Movies

I’ve never seen … Chinatown


Despite the eternal sunshine, not all stories set in Los Angeles cast much of a shadow. Chinatown (1974) is one of those perceived classics that has left a genuinely lasting mark. A buzzy hit on release, it claimed an Oscar for its screenwriter Robert Towne from a raft of 11 nominations that also recognised director Roman Polanski, and stars Jack Nicholson and Faye Dunaway.

In the decades since, it has joined the Wizard of Oz, Some Like It Hot and Casablanca in that nebulous canon of movies with final lines that have become assimilated into pop culture. Forget it? Not likely. Even in 2020, books are still being written about this stylish and unsettling noir. The latest tome – Sam Wasson’s The Big Goodbye: Chinatown and the Last Years of Hollywood – identifies it as the final burst of a particular strain of individualistic film-making about to be steamrollered by the blockbuster era. Jaws would arrive the following summer, its hungry shark heralding the arrival of a ruthless new Hollywood machine.

Something about that combination of longevity and notoriety – plus the fact that I’d long been aware of the incestuous twist that the story pivots on – meant that I’d never got round to visiting Chinatown. It wasn’t just foreknowledge of the plot that made it seem skippable; if you are trying to socially distance yourself from the disgraced Polanski’s work, then his cameo as a spiffed-up, knife-wielding hood who makes a right mess of Nicholson’s nose is doubly upsetting.

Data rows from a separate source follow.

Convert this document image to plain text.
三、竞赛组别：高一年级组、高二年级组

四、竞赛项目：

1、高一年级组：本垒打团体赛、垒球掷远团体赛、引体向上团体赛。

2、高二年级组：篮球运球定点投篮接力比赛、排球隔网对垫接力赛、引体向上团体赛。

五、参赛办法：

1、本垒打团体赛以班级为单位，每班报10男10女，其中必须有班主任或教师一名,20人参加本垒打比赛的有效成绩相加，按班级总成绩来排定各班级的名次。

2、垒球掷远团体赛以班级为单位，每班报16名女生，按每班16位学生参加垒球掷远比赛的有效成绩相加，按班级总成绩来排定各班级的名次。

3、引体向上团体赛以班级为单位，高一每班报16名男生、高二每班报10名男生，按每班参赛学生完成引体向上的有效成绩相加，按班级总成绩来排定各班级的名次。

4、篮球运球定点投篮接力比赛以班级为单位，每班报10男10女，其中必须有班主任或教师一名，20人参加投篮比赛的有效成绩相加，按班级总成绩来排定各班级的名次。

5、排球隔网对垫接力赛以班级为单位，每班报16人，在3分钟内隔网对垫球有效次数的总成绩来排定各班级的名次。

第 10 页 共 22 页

What made me want to belatedly seek it out was Edward Norton’s press tour for Motherless Brooklyn, the bumpy but enjoyable 1950s private eye tale he starred in, adapted and directed. In interviews, Norton suggested Chinatown and his passion project were both period pieces that were actually expressions of contemporary cynicism. Though set in 1937, Chinatown was made under Nixon; the NYC-set Motherless Brooklyn tussled with the corrupt spectre of Trump.

There is an enjoyable strain of LA neo-noirs such as Inherent Vice, Kiss Kiss Bang Bang and Under the Silver Lake where doofus would-be detectives shamble into morally murky conspiracies. These heroes tend to be more half-baked than hard-boiled. Perhaps that’s why I was relatively unprepared for Nicholson’s sleek performance. As former cop turned private investigator JJ “Jake” Gittes, he is tough, prickly and capable. It is easy to imagine Leonardo DiCaprio studying this wolfish watchfulness and taking detailed notes, particularly in the early scenes when Gittes is still relatively dapper.

It is both funnier and more shocking than I had assumed. Gambolling sheep are driven through a starchy city hall meeting room by angry farmers. Ominous scratching at an office door turns out to be workmen replacing a dead man’s official signage. There is a scene-stealing turn by a roly-poly coroner who simply cannot stop coughing (not the most relaxing part of the film right now).

Also impressive are the flashes of private dick tradecraft useful in a city where everyone drives everywhere, such as Gittes sliding a cheap pocketwatch under a tyre to clock when it leaves, or bashing in a brake light to make his quarry easier to track at night. Not that any of this hard-won experience does him much good in the long run.

Faye Dunaway and Jack Nicholson



Emotional armour … Faye Dunaway and Jack Nicholson. Photograph: Paramount/Kobal/Rex/Shutterstock

As he determinedly connects the dots between his original adultery case and a crooked deal that will reshape LA, the psychological wear and tear is echoed by Gittes’s appearance. After an early interrupted shave, he is subsequently drenched, sliced up and beaten with a crutch. Whatever emotional armour he has manifested to protect himself also seems to fracture and fall away, too, particularly when he falls for Dunaway’s Evelyn, a luminous widow burdened with almost unimaginably terrible family secrets.

It stands up as both a melancholy mood piece and satisfying detective story, offbeat but grounded by a shifting yet constant sense of dread, even in the blazing sunshine. My purest moments of enjoyment came when I recognised John Hillerman – the urbane but put-upon Higgins from Magnum, PI – as a smarmy water-board exec getting an early lesson in how persistent and annoying private detectives can be when they intuit that something is decidedly off.

As Gittes’s various leads tighten to become a noose, it sets up the extraordinarily downbeat ending, one that still carries a nihilistic charge even as we drown in nominally gritty TV box sets. Evelyn is killed while trying to escape with her child, her skull tunnelled by a police round (a glimpse at the exit wound leaves no doubt). Gittes – resourceful, tenacious, worldly Gittes – is essentially struck dumb. It all ties in with Chinatown’s dispiriting central thesis. You can be smart enough to solve the mystery. You can be tough enough to sock it to the henchman. But nothing you can do will change the system. That this still feels apposite on a first watch almost five decades later is perhaps the most crushing blow of all.